Ogni anno si producono 100 mila tonnellate di questi rifiuti e il fine vita di molti impianti eolici aggraverà la situazione
Tra i decreti End of Waste per i quali in Italia non è ancora stato avviato l’iter di approvazione c’è quello relativo ai rifiuti in vetroresina. Ogni anno in Europa si producono circa un milione di tonnellate di rifiuti in vetroresina, circa 100 mila in Italia. Provengono principalmente dalla demolizione delle imbarcazioni e dagli impianti eolici, anche se la vetroresina (Glass Fiber Composite – GFC) è utilizzata anche nel setttore aerospaziale, aeronautico, automobilistico, edilizia e biomedico.
Oggi il trattamento di questo materiale è piuttosto complesso: la vetroresina è un polimero termoindurente, difficilmente riciclabile. Di conseguenza il 90% di questi rifiuti finisce nelle discariche o negli inceneritori, senza alcuna possibilità di riutilizzo o re-immissione nelle filiere produttive.
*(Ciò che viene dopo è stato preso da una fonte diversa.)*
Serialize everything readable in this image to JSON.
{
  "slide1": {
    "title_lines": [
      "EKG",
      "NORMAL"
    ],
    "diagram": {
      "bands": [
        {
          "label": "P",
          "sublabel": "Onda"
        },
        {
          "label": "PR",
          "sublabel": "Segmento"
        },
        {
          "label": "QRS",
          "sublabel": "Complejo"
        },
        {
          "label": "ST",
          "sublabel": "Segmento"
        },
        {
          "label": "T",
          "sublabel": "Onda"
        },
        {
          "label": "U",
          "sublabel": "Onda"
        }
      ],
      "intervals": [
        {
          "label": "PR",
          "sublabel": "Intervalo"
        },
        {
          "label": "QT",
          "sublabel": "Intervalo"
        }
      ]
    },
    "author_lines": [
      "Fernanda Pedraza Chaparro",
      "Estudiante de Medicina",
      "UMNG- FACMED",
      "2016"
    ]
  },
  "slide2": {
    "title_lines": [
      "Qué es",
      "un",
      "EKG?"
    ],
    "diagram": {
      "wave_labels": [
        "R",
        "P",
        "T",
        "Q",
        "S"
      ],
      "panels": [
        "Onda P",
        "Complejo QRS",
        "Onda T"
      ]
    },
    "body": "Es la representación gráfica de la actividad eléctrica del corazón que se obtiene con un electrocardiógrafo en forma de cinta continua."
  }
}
E si stima che i rifiuti in fibra di vetro aumenteranno, considerando che molti impianti eolici stanno arrivando a fine vita. Complessivamente le vecchie pale da smaltire potrebbero raggiungere le 400.000 tonnellate l’anno nel 2030 e ben due milioni di tonnellate entro il 2050.
Una soluzione potrebbe arrivare da Aker Offshore Wind, Aker Horizons e dall’Università scozzese di Strathclyde che hanno firmato un memorandum d’intesa per accelerare lo sviluppo di processi di recupero per i prodotti in fibra di vetro usati. I loro sforzi includono la commercializzazione di un processo sviluppato da Strathclyde per il recupero di fibre di vetro di “qualità quasi vergine” dai rifiuti di compositi polimerici rinforzati con vetro..
La tecnologia messa a punto dall’Università scozzese trasforma i rifiuti in fibra riutilizzabile che – nelle stime degli studiosi – potrebbe coprire il 50% della domanda globale di fibra di vetro. Il processo evidentemente riguarda non solo l’industria eolica, ma anche l’automotive, il settore nautico, l’edilizia, gli articoli sportivi.